For some odd reason, people just love lawyer jokes. Most lawyers I've known personally are actually hard-working good people. Fortunately, they are good-natured and tolerant of the fact that we just have to have to make fun of them!
So here are a few clean and short lawyer jokes to lighten the mood a little:
An attorney telephoned the governor just after midnight, insisting that he talk to him regarding a matter of utmost urgency. An aide eventually agreed to wake up the governor. "So, what is it?" grumbled the governor.
"Judge Garber has just died" said the attorney, "and I want to take his place." Replied the governor "Well, its OK with me if its OK with the undertaker."
The patent attorney turns away from his window, the invention in his hand, and exclaims to the inventor: "Death ray my ass! It hardly even slows them down!"
It was so cold last winter that I saw a lawyer with his hands in his own pockets.
A man walked into a bar with his alligator and asked the bartender, "Do you serve lawyers here?". "Sure do," replied the bartender. "Good," said the man. "Give me a beer, and I'll have a lawyer for my 'gator."
There was the cartoon showing two people fighting over a cow. One was pulling the cow by the tail; the other was pulling on the horns. Underneath was a lawyer milking the cow.
If you laid all of the lawyers in the world, end to end, on the equator ---- It would be a good idea to just leave them there.
A countryman between two lawyers is like a fish between two cats. ...Benjamin Franklin.
A housewife, an accountant and a lawyer were asked "How much is 2+2?" The housewife replies: "Four!". The accountant says: "I think it's either 3 or 4. Let me run those figures through my spreadsheet one more time." The lawyer pulls the drapes, dims the lights and asks in a hushed voice, "How much do you want it to be?"

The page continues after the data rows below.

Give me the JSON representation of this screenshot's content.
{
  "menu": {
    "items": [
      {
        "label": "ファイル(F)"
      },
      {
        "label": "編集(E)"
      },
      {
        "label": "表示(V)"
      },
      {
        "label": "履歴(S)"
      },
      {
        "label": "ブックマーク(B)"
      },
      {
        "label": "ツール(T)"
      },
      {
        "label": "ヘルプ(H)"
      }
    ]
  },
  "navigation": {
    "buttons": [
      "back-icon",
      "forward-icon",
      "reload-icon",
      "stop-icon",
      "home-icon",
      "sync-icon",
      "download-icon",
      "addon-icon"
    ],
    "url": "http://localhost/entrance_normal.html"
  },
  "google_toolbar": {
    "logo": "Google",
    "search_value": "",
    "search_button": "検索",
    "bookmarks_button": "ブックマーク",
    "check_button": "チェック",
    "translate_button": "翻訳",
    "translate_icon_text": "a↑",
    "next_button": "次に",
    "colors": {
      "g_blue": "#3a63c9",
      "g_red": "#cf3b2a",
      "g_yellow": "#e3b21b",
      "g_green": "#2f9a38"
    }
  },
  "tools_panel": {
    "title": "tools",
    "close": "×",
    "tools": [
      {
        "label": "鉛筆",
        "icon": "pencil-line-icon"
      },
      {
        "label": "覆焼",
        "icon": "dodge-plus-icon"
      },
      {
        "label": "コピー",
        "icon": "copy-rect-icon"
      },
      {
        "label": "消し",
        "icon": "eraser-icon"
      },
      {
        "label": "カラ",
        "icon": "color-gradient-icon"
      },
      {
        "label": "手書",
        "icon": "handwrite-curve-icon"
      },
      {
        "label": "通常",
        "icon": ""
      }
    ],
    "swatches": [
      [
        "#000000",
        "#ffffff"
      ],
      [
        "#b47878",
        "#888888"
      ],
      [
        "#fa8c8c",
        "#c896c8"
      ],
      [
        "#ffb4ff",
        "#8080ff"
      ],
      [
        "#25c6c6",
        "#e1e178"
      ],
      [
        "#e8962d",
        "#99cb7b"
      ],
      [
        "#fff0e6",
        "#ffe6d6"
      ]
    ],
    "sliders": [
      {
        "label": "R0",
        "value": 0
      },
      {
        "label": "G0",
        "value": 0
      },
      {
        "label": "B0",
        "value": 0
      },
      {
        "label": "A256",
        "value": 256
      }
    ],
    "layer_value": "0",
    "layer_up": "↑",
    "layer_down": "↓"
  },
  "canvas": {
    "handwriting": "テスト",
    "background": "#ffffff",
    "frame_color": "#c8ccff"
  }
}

A Dublin lawyer died in poverty and many barristers of the city subscribed to a fund for his funeral. The Lord Chief Justice of Orbury was asked to donate a shilling. "Only a shilling?" said the Justice, "Only a shilling to bury an attorney? Here's a guinea; go and bury 20 of them."
A woman and her little girl were visitng the grave of the little girl's grandmother. On their way through the cemetary back to the car, the little girl asked, "Mommy, do they ever bury two people in the same grave?" "Of course not, dear." replied the mother, "Why would you think that?" "The tombstone back there said 'Here lies a lawyer and an honest man.'"
The defendent who pleads their own case has a fool for a client, but at least there will be no problem with fee-splitting.
God decided to take the devil to court and settle their differences once and for all. When Satan heard this, he laughed and said, "And where do you think you're going to find a lawyer?"
Santa Claus, the tooth fairy, an honest lawyer and an old drunk are walking down the street together when they simultaneously spot a hundred dollar bill. Who gets it? The old drunk, of course, the other three are mythological creatures.
What's the definition of a lawyer? A mouth - with a life support system.
Thankfully, they speak out for us when we really need them!